This #NoAgunahDay, let’s #GettProactive
Agunah Day is commemorated every year on the Fast of Esther, this year falling on March 9th. An agunah is the colloquial term for a Jewish woman held captive in a marriage against her will, unable to be divorced from her husband until he grants her a gett, a Jewish writ of divorce.
Too often, we speak of the plight of the agunah as if it were an inevitable, albeit tragic, fact of life. Like cancer or a natural disaster, we are passive in the face of this devastating misfortune. It could happen to anyone, we say.
Every year, the special “Misheberach [Prayer] for the Agunah” circulates on social media as we plead God to alleviate the agunah’s suffering. Some even cite the fixture of the agunah as a testament to a community’s piety, the noble victim whose “sacrifice is a public, ongoing reaffirmation of the legitimacy and inviolability of the religious laws surrounding marriage and divorce.” A prominent halachist famously remarked that the unsolved agunah problem was his own “personal akedah,” evoking Abraham’s morally conflicted sacrifice of his son. Just yesterday, in a special Knesset meeting, one woman proposed to enshrine the status of agunah as a special legal category as a way for agunot to obtain eligibility for single mother benefits from the state.
As a community, we have settled — uncomfortably — into the reality that the agunah problem is one to be managed, not solved.
By treating it as a divine decree, however — an act of God rather than an aggression of man — we exempt ourselves from liability or claims of negligence. Our personal agency does not even factor into the equation. Such thinking leads to the types of “solutions” mentioned above — ones that express sympathy or even outrage but are always looking back, reactively, to a problem.
This year, Chochmat Nashim, a group of religious women for social justice, would like to rebrand Agunah Day as #NoAgunahDay. We reject the idea of accepting agunot as a fact of life and want to challenge the community to shift into a proactive mindset.
We ask: What are you doing to #GettProactive to eliminate the phenomenon of agunot? The campaign aims to challenge each person to recognize their own agency, reject passivity, and articulate proactive steps toward a better reality.

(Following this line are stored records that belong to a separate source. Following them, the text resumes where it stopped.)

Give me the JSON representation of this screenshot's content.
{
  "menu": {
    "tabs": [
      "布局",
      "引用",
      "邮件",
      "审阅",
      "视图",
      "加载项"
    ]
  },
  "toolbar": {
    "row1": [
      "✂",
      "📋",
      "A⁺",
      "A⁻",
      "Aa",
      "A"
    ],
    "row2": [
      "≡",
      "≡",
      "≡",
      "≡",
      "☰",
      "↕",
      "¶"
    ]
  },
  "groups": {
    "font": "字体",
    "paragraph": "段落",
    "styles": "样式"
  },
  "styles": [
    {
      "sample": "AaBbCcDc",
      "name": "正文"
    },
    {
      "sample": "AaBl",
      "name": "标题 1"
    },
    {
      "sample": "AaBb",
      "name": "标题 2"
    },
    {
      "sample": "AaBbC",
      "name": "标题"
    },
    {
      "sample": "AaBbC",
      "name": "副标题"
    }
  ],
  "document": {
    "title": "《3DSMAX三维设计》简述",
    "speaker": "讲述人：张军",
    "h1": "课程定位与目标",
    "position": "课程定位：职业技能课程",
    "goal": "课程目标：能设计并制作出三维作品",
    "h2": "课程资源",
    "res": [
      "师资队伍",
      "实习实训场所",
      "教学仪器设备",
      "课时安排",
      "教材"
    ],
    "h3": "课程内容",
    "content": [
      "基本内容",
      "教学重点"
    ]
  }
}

To do this, we ask people to take to social media and propose proactive measures that do not assume agunot is an inevitability. Participants are asked to upload a selfie holding a sign with their positive “gett” message (playing on the name for the Jewish divorce document), followed by the words #GettProactive, #NoAgunahDay2017 and the tag #ChochmatNashim.
As you can see on our Facebook page, responses have been diverse, sparking such ideas as: “gett” educated, “gett” informed, “gett” empowered, “gett” a prenup, “gett” married with kiddushin al tnai (conditional marriage) and “gett” civil marriage.
This is not a campaign to endorse any particular one solution; in fact, some of the suggestions proposed actually contradict each other. Right now, more important than supporting any one idea is creating a shift in mindset, encouraging creative growth, rather than reactively anticipating or mitigating problems.
Let’s look ahead — it’s where we’re going, after all. This #NoAgunahDay, how will you #GettProactive?